En el provocador epílogo añadido a la nueva edición de Metales Pesados, el crítico inglés Niall Binns celebra que Yanko González no se haya convertido en la figura «lamentable» del profesor-poeta. González cuenta que hace unos días finalizó su segundo período como decano de la Facultad de Filosofía y Humanidades de su universidad, pero seguirá haciendo clases y proyectos de investigación.

«La escritura -afirma- es plenamente compatible si no renuncias a la concepción de la poesía y de la universidad como espacios libertarios. Decía Nabokov que la imaginación sin conocimiento no conduce más allá de los corrales o al grito de un chiflado en una plaza. El conocimiento no es patrimonio exclusivo de la universidad, obviamente, pero ese antiacademicismo instintivo y muchas cantinelas antiuniversitarias son mero populismo estético».

— ¿Su trabajo académico ha influido en que no publique un nuevo libro desde hace 6 años?

— No. Yo elaboro en detalle el continente y el contenido de cada una de mis obras, sin importar el tiempo. Desde hace algunos años trabajo en un conjunto de poemas, titulado Torpedos. Son «oralidades visuales» y textuales en miniatura, que problematizan los límites de la memoria en relación con las arbitrariedades culturales de lo que «debe» ser olvidado o retenido. Voy sin prisa. Además, como decía un viejo periodista norteamericano, publicar un libro de poesía es como arrojar un pétalo al Gran Cañón del Colorado y esperar el eco.

Su rol como editor: recuperar el patrimonio del sur

A dos años de su creación, Ediciones UACh ha logrado posicionarse en el segundo lugar del ranking de editoriales universitarias, de acuerdo al último informe del ISBN. Solo es superada en títulos inscritos por la Universidad Católica. El objetivo principal del sello de la Universidad Austral de Chile, según explica su director, Yanko González, «es rescatar, revitalizar y diseminar el reservorio intelectual de lo que ha heredado y lo que actualmente crea nuestra universidad, propiciando un diálogo permanente entre el pensamiento académico y la realidad sociocultural a través de diversas colecciones, tanto disciplinarias como de divulgación».

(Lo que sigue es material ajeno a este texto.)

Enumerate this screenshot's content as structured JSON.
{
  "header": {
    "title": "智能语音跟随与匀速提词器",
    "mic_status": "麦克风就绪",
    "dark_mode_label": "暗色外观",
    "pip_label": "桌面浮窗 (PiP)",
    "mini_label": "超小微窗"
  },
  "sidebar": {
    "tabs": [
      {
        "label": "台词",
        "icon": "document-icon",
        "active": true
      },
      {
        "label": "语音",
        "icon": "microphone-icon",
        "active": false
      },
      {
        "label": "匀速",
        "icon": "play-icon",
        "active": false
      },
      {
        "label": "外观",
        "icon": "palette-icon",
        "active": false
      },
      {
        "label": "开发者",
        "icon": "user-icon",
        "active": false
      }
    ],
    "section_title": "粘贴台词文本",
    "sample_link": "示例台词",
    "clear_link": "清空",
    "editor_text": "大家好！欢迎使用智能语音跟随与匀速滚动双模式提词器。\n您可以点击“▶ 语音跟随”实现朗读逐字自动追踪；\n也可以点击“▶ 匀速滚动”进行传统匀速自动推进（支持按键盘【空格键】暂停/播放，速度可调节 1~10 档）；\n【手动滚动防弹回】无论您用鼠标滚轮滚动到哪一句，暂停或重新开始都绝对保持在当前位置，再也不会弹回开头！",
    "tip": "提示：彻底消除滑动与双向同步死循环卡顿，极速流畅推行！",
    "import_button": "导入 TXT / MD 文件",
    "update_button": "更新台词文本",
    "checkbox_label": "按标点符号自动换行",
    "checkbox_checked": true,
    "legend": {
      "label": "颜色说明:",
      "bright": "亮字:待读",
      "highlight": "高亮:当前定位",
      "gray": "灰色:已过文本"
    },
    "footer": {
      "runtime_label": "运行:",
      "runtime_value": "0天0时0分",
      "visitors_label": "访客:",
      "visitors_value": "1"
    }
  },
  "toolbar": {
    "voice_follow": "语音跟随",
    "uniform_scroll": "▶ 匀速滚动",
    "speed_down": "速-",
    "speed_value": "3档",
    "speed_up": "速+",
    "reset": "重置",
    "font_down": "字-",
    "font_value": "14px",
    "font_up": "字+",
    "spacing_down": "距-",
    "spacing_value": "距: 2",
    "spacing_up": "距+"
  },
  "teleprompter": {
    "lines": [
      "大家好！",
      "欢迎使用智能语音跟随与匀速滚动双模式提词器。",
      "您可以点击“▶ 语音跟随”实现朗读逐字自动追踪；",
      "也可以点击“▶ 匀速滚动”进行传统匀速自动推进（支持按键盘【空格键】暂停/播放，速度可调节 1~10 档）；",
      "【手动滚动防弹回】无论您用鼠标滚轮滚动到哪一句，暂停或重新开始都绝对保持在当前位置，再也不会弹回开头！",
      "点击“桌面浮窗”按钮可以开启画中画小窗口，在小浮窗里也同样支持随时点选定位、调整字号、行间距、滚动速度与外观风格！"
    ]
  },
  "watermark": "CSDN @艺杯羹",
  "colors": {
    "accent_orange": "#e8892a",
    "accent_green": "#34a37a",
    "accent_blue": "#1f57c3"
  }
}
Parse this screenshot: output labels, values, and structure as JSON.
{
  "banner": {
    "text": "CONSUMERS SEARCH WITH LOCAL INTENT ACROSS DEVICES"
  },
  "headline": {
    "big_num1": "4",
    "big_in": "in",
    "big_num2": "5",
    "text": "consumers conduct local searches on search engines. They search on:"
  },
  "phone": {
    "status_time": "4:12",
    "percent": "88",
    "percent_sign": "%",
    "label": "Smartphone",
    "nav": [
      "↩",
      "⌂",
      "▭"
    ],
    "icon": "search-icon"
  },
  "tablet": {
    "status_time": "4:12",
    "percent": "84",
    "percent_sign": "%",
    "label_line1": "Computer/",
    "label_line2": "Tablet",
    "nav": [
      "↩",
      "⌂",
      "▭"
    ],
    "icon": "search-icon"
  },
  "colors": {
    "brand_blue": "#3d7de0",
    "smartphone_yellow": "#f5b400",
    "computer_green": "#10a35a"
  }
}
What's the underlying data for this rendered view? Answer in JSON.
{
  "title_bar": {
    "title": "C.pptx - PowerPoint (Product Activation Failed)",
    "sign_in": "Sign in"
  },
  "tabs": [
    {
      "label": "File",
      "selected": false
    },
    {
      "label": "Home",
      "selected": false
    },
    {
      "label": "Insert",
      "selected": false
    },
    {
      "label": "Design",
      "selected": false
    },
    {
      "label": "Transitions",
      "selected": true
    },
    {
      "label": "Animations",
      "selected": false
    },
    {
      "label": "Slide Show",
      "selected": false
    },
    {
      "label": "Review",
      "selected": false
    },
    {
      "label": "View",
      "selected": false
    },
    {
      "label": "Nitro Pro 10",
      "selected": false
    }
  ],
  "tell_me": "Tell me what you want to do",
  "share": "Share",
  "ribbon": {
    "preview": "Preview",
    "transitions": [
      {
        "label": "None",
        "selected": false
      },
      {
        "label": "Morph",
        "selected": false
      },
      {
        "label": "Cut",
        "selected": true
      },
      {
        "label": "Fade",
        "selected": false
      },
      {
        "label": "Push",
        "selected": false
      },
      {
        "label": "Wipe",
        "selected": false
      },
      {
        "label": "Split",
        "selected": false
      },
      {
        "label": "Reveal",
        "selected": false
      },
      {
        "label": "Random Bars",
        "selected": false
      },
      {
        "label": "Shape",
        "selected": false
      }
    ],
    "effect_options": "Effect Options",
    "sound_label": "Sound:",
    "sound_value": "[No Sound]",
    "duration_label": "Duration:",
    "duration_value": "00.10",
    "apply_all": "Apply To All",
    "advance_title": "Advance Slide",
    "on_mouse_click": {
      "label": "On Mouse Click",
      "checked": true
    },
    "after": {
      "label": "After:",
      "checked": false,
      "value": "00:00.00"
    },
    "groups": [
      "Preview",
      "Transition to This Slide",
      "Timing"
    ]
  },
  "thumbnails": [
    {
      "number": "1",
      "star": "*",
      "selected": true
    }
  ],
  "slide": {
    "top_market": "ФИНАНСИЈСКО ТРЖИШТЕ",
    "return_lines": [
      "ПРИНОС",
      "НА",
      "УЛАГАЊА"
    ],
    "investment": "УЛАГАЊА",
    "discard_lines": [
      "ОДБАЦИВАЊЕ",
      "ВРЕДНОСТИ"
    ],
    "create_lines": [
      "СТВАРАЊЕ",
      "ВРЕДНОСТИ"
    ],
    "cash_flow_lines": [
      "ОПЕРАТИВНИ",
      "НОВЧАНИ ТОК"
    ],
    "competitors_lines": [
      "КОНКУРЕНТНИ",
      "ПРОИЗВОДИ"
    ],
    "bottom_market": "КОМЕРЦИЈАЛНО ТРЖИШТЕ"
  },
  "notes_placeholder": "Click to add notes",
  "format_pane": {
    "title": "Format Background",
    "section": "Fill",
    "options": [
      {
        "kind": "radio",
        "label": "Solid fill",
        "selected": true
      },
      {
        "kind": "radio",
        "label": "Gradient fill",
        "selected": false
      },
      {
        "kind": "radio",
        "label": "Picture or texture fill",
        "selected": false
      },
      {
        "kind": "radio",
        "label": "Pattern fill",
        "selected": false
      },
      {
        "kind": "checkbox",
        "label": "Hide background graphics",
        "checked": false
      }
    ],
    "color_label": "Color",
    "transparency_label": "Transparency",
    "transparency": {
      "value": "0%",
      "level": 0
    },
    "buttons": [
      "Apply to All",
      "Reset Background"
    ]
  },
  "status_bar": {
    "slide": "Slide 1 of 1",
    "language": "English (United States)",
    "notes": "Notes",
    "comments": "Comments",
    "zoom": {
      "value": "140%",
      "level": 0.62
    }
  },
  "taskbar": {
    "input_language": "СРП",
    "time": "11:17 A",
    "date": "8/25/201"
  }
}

— ¿Cómo conjuga su trabajo editorial de recuperación, de memoria y de tradición con una vocación poética personal de ruptura, iconoclasia y experimentación?

— Es una tentación constante. Pero desde el rector, Oscar Galindo -especialista en poesía de vanguardia-, hasta el equipo y el consejo editorial, tenemos claro que debemos priorizar la recuperación del patrimonio intelectual del sur austral y del país, que está en riesgo de desaparición. Por ello, publicar algunas obras ensombrecidas de Fernando santiván, Luis Oyarzún o, este año, de Rudolph Philippi o María Catrileo nos parece urgente.